Modeling temperature behavior of multistage fractured horizontal well with two-phase flow in low-permeability gas reservoirs

Abstract

Abstract This study aims to study the temperature behaviors and quantitatively diagnose water exits for multi-fractured horizontal wells (MFHWs) in low-permeability gas reservoirs (LPGRs) with two-phase flow. Firstly, a transient temperature prediction model is developed on the basis of mass, momentum and energy conservation with consideration of a variety of subtle heat effects (e.g. Joule–Thomson effect, thermal expansion etc.). Subsequently, synthetic cases are simulated to illustrate the temperature behaviors of a two-phase MFHW with identical/non-identical fractures. The sensitivity analysis indicates that the existing of Non-Darcy flow and gas-phase slippage effect reduces the wellbore temperature. The wellbore temperature shows significant sensitivity to reservoir permeability and fracture half-length.

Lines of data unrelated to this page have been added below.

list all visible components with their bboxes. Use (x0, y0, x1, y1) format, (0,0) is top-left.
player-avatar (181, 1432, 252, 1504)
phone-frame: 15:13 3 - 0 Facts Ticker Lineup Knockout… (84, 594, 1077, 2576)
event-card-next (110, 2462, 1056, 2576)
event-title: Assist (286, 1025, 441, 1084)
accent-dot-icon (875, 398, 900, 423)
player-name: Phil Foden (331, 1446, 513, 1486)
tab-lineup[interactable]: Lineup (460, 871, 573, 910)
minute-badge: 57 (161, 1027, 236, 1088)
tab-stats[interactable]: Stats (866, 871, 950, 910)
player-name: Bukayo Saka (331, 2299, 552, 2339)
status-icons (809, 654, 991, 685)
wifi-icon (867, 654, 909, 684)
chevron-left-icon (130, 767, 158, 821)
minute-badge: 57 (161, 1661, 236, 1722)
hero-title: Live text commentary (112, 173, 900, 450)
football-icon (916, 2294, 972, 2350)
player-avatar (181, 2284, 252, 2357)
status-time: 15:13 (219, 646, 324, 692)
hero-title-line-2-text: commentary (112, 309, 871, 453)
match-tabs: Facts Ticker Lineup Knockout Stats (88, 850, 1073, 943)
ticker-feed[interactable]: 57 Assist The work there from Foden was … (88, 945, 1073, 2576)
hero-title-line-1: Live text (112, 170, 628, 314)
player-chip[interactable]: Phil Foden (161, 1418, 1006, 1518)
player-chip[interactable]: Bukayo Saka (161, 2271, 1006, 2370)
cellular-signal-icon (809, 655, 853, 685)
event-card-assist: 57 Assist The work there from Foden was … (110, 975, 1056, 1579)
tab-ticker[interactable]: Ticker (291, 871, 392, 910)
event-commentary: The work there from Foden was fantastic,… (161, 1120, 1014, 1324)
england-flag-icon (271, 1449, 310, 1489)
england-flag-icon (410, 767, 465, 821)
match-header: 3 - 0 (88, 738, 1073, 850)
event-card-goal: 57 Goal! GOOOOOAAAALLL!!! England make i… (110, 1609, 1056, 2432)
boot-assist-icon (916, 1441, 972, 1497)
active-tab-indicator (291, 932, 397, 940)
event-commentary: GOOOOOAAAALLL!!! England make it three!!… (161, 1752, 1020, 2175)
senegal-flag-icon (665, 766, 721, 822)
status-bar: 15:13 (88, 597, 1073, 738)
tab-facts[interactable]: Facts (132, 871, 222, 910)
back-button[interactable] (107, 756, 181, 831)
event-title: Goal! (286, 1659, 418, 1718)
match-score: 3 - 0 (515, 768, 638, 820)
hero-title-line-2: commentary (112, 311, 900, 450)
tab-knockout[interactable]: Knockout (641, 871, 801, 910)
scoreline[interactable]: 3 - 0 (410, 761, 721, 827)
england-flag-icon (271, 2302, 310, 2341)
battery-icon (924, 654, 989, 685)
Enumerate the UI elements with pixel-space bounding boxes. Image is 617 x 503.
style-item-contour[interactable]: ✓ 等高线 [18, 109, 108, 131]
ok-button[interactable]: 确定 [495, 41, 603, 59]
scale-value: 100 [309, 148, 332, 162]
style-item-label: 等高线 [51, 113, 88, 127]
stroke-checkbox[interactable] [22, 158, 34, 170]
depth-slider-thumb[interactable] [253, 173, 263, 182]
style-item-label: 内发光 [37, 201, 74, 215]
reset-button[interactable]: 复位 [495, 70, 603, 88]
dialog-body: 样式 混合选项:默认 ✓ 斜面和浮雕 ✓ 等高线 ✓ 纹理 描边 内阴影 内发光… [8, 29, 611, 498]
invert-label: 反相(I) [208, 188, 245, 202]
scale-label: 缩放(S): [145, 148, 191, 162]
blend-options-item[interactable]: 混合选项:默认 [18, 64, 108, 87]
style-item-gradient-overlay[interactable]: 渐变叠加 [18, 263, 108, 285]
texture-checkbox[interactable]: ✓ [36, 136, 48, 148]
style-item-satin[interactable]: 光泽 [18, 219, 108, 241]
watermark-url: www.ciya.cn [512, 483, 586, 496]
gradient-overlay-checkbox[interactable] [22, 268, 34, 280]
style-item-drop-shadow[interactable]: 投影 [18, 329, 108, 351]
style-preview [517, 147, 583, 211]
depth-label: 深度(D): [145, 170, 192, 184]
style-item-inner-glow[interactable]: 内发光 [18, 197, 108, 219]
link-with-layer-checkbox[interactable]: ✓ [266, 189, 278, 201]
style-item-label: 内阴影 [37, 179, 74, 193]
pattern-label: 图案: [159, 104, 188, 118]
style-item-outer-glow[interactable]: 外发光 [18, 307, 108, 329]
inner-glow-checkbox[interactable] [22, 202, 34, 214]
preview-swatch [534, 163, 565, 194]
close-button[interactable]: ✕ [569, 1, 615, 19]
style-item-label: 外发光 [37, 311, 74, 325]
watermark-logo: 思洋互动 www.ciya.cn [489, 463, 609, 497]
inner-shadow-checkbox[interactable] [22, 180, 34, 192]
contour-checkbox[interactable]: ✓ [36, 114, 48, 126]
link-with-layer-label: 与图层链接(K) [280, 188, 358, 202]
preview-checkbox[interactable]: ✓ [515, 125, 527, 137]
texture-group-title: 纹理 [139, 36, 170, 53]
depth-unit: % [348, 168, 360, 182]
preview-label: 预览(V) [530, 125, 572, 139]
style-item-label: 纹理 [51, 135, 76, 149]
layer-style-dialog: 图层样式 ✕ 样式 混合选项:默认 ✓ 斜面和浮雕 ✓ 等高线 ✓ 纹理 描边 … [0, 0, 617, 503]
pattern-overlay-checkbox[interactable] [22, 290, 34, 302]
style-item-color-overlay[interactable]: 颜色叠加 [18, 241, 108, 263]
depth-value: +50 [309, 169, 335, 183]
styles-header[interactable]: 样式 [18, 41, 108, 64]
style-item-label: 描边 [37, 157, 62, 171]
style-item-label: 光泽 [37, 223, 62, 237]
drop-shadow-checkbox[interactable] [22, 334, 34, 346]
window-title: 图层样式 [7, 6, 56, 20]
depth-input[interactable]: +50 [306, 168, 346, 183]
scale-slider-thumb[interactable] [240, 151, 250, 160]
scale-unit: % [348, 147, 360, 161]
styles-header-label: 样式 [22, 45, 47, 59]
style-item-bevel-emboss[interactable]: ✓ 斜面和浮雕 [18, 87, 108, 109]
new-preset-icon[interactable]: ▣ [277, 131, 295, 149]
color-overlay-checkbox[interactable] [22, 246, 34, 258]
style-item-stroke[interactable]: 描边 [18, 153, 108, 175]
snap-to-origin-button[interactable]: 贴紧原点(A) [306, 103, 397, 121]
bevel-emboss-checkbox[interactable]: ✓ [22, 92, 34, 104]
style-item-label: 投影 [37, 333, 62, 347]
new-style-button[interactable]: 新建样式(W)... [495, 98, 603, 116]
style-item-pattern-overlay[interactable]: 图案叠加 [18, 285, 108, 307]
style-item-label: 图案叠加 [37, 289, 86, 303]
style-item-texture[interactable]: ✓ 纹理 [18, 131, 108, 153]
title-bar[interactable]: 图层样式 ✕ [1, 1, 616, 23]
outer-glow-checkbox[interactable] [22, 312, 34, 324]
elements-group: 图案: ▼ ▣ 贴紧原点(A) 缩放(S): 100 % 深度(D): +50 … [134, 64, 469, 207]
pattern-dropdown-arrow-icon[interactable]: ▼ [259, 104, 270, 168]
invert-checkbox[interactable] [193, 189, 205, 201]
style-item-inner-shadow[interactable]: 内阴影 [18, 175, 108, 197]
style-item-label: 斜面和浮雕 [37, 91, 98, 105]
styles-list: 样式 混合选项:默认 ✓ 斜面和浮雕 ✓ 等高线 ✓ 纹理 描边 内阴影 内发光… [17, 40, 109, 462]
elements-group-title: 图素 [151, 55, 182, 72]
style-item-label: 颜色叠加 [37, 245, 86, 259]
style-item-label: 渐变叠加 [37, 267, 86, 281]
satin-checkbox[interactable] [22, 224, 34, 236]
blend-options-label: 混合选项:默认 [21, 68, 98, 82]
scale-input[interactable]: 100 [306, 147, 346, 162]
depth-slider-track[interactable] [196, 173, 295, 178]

Then, by simulating the temperature profile of MFHWs with different water/gas ratio (WGR) of each fracture, the unique characteristics of wellbore temperature variation under each WGR situation are observed. That provides the potential to diagnose the water exits of MFHWs from temperature measurement. Finally, we apply the model to a field case and the results validated the feasibility of the developed model to simulate the temperature behavior of MFHWs in LPGRs.